Pfizer prevails in Norvasc patent suit
NEW YORK, Jan. 31 (UPI) — U.S. drug powerhouse Pfizer said Wednesday it has prevailed in its patent dispute with Synthon over the anti-hypertension drug Norvasc.
The company said that the U.S. District Court for the Eastern District of Virginia found Synthon obtained by inequitable conduct two U.S. patents alleged to cover a process and an intermediate compound used to make the top-selling drug's active ingredient.
Pfizer said the court issued a ruling that Synthon knowingly withheld from the U.S. Patent Office Pfizer publications and other information that described the process for which Synthon was seeking a patent.
“It's very difficult to meet the standards for establishing inequitable conduct,” said Allen Waxman, an attorney representing Pfizer. “But in this case, it is clear that Synthon improperly used Pfizer's own published material to obtain a patent that it then tried to enforce against us.”

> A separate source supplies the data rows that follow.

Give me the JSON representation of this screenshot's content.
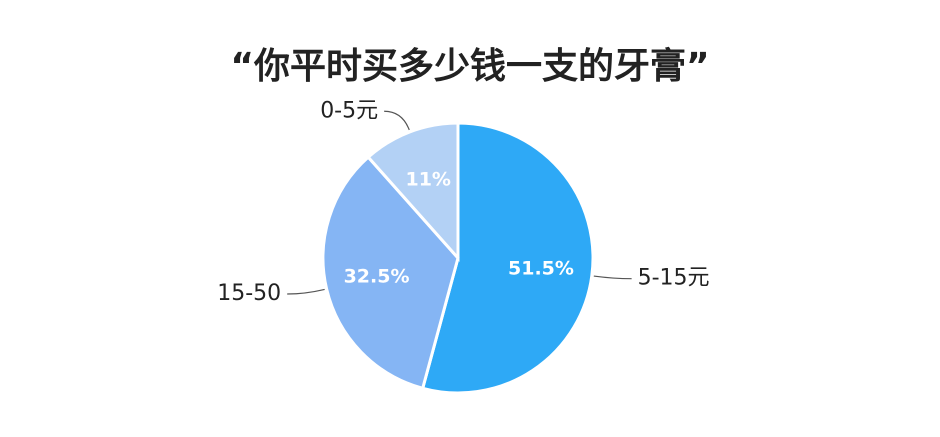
{
  "chart_data": {
    "type": "pie",
    "title": "“你平时买多少钱一支的牙膏”",
    "categories": [
      "5-15元",
      "15-50",
      "0-5元"
    ],
    "values": [
      51.5,
      32.5,
      11
    ],
    "value_labels": [
      "51.5%",
      "32.5%",
      "11%"
    ],
    "colors": [
      "#2ea9f6",
      "#85b5f4",
      "#b3d1f5"
    ]
  }
}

In the case, Synthon had charged that the process Pfizer uses to manufacture Norvasc infringed Synthon patents issued in 2003 and 2005, a process Pfizer said it has published and has used for 15 years.
In August 2006 Pfizer won another court judgment in the dispute that one of the two patents at issue was not infringed by Pfizer and was invalid, mainly because it was based on Pfizer's prior published work.
Synthon had dropped its claim of infringement on the second patent before trial, Pfizer said.